Godofredo A. Vasquez, Houston Chronicle
In the last few days, you probably caught drift of the news if you didn't witness the large plume of black some hovering over southeast Texas from the massive chemical plant fire in Deer Park. The fire was finally extinguished and air quality is being monitored extensively, but this smoke can seriously create problems for anyone with lung or heart conditions. Although the air quality may not be bad while the smoke plume is up – what goes up must come down … and when it comes down, it can potentially be harmful.
According to reliable sources, most of the chemicals involved were used in the production of gasoline. The tanks that were on fire contained toleune, naphtha, xylene and pyrolysis gasoline. Just recently, a shelter-in-place was issued in Deer Park due to elevated levels of benzene. This highly-flammable chemical is widely used in the production of plastics, resins, and nylon and synthetic fibers. Benzene is also a natural part of crude oil, gasoline and cigarette smoke.

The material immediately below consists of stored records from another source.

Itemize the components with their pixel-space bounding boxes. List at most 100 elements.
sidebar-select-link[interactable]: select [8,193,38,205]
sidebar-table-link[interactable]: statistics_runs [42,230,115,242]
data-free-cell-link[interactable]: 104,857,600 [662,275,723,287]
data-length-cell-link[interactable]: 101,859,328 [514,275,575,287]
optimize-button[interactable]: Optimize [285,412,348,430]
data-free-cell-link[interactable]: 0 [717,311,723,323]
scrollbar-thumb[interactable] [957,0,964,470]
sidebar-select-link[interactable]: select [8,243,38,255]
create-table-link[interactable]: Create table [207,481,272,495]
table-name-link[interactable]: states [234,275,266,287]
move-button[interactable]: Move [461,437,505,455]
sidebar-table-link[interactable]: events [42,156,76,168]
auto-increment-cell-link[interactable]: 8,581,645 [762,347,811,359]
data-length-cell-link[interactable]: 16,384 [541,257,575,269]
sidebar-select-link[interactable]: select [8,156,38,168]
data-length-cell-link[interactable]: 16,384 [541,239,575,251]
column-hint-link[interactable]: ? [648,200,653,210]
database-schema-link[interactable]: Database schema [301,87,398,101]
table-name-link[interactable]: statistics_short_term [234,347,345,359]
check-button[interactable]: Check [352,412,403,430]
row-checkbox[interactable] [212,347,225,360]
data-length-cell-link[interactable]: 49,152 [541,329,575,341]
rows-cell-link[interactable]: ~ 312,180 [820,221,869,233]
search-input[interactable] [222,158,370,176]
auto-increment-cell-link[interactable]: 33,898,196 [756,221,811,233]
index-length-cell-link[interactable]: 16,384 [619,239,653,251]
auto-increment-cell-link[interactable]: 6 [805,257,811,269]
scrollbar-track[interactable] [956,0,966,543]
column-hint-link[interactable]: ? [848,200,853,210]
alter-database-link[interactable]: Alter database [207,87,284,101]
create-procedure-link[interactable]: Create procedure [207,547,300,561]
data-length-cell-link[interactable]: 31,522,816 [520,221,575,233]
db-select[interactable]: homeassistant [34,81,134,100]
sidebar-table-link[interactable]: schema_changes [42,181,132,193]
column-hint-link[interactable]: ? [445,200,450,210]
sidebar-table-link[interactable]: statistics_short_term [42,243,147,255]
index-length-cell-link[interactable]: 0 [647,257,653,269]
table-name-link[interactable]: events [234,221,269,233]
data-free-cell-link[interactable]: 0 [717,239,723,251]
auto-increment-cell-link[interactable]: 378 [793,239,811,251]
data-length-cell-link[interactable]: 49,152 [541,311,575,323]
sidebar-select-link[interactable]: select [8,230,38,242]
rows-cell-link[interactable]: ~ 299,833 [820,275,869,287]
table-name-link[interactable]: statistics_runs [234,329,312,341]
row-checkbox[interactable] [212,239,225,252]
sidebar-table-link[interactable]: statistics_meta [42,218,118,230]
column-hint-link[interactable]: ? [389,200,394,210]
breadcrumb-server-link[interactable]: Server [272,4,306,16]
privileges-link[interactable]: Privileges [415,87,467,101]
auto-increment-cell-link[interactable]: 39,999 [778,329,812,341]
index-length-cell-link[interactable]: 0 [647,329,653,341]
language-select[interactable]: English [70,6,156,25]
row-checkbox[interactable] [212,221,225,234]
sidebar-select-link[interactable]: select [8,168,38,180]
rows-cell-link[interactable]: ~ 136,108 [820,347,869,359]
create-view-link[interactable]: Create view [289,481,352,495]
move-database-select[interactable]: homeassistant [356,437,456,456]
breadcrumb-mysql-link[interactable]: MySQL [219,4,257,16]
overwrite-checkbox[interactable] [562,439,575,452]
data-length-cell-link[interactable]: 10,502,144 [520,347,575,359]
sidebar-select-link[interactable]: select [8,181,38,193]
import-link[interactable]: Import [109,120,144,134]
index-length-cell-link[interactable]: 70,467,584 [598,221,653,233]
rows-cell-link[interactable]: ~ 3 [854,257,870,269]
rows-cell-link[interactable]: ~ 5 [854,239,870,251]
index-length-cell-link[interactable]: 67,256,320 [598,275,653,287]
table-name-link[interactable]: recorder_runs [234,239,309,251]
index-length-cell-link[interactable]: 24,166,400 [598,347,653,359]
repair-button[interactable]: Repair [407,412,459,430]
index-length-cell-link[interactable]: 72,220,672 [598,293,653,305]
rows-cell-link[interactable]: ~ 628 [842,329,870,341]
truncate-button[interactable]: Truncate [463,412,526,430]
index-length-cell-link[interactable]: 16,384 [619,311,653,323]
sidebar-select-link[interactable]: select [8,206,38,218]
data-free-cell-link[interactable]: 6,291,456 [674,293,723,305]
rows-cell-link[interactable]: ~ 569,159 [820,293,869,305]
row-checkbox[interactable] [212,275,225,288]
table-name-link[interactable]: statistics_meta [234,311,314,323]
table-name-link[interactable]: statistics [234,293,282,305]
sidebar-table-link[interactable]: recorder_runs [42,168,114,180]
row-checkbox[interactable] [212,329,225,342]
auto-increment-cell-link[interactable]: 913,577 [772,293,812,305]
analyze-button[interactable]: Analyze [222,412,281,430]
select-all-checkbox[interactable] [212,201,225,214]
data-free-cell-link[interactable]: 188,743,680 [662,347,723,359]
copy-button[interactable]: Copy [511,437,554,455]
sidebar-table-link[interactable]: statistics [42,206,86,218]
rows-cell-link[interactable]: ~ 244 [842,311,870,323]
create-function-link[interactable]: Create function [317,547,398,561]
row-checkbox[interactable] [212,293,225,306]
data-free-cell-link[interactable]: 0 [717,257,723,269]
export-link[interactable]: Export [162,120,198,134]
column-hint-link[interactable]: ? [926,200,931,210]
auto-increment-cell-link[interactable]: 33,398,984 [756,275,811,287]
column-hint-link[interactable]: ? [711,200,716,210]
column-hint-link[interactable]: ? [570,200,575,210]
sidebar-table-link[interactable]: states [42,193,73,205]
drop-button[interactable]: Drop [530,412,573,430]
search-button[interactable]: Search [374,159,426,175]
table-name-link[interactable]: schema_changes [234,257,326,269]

Short-term exposure to any of these fumes can cause dizziness, fatigue or headaches. For those susceptible, the smoke can trigger asthma attacks and heart attacks. Many of the chemicals lingering in the air are likely to be carcinogenic, or cancer-causing.
So, what can you do to protect yourself – especially if you or your child fear your health is at risk?
- If you can, stay indoors. Keep the windows closed and avoid strenuous outdoor activities.
- If you have to drive somewhere, keep the windows rolled up and set the air in the car to recirculate.
- Using a high-efficiency particulate (HEPA) filter might be helpful.
Lastly, the most important part of managing any crisis is working to prevent a similar incident from ever occurring again. Effective prevention measures for these types of petrochemical issues would help to avoid causing undue harm to our local communities in the future.